Wiąże się z tym też ciekawa rzecz, że zespół niemal zawsze punktował w momencie, kiedy mecz mu się nie układał, kiedy rywal stawiał twarde warunki, a na boisku zbyt wiele nie wychodziło. Natomiast gdy Jagiellonia dobrze rozpoczynała mecz i kontrolowała jego przebieg, często, jak chociażby we wspomnianych meczach z Sandecją i Piastem kończyło się to niepowodzeniem. Zgodzi się trener z tym?
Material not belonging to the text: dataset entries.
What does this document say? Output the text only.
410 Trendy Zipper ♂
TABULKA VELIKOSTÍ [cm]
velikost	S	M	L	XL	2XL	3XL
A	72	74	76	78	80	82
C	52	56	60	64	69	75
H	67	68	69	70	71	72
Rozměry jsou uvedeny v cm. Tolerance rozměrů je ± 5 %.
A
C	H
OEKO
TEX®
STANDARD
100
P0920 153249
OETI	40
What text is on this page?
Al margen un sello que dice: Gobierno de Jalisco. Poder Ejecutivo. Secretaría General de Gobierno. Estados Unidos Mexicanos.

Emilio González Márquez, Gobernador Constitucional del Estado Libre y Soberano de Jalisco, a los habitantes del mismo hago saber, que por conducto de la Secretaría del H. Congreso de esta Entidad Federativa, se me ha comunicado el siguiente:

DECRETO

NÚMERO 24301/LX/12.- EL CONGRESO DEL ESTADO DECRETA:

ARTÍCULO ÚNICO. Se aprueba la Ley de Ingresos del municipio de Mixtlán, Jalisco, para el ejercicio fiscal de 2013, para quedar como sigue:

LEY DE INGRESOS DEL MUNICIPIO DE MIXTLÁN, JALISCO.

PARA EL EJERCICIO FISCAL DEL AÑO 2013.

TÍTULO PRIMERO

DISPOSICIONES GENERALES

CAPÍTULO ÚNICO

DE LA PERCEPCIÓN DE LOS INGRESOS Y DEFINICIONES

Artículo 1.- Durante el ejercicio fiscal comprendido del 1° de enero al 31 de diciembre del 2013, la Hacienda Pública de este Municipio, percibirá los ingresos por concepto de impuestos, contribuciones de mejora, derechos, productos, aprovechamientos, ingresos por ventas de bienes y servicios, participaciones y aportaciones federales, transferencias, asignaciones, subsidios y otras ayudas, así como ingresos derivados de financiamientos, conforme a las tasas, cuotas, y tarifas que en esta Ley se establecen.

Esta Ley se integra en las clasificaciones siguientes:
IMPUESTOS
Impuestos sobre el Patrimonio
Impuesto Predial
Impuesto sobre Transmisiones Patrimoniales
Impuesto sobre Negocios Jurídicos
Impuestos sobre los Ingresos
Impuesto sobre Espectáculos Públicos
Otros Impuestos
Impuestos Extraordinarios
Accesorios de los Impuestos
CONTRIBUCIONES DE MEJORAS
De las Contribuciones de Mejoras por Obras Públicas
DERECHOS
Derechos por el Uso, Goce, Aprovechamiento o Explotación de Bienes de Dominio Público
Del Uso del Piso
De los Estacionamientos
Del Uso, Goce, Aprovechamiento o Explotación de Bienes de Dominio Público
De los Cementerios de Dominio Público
- Jest w tym wiele racji. Mecze u siebie z Sandecją, Piastem czy Śląskiem, a nawet z Arką na wyjeździe graliśmy bardzo dobrze, a wyciągnęliśmy z nich łącznie punkt. Natomiast w meczach na początku sezonu z Termaliką, Górnikiem czy Pogonią, graliśmy słabiej, wynik cały czas kręcił się wokół remisu, a ostatecznie zwyciężaliśmy. Dlatego bardzo cieszę się ze spotkań, jakie rozegraliśmy u siebie z Koroną czy jeszcze wcześniej z Zagłębiem Lubin. W tych meczach prezentowaliśmy dobrą grę i poparliśmy to punktami. Musimy dążyć do tego, żeby takich spotkań było więcej. Jesienią mieliśmy spore wahania formy, ale nie ma się co dziwić. Zmieniliśmy styl gry i wymogi wobec zawodników. Zimą będziemy chcieli te elementy jeszcze bardziej dopasować, tak byśmy wiosną oglądali więcej takich spotkań, jak te z Koroną w Białymstoku.

Mecz z Koroną, to ten z którego trener jest najbardziej zadowolony?

- Szkoda, że nie wygraliśmy meczu, który zremisowaliśmy u siebie ze Śląskiem. Tam było najwięcej elementów, które trenujemy, udało nam się zrealizować najwięcej założeń i szkoda tylko, że byliśmy tacy nieskuteczni oraz że zabrakło nam cwaniactwa przy tej bramce, którą straciliśmy. Co do meczu z Koroną, to zagraliśmy skutecznie w defensywie i ofensywie, bardzo fajnie wyprowadzaliśmy akcje i je kończyliśmy, natomiast jeśli miałbym być szczery, to takiego najlepszego meczu moim zdaniem jeszcze nie zagraliśmy. Co do złego spotkania nie wskazałbym takiego, natomiast powiem, że chciałbym unikać takiej gry w drugiej połowie, jaką zaprezentowaliśmy w meczach z Termaliką i Pogonią przy Słonecznej.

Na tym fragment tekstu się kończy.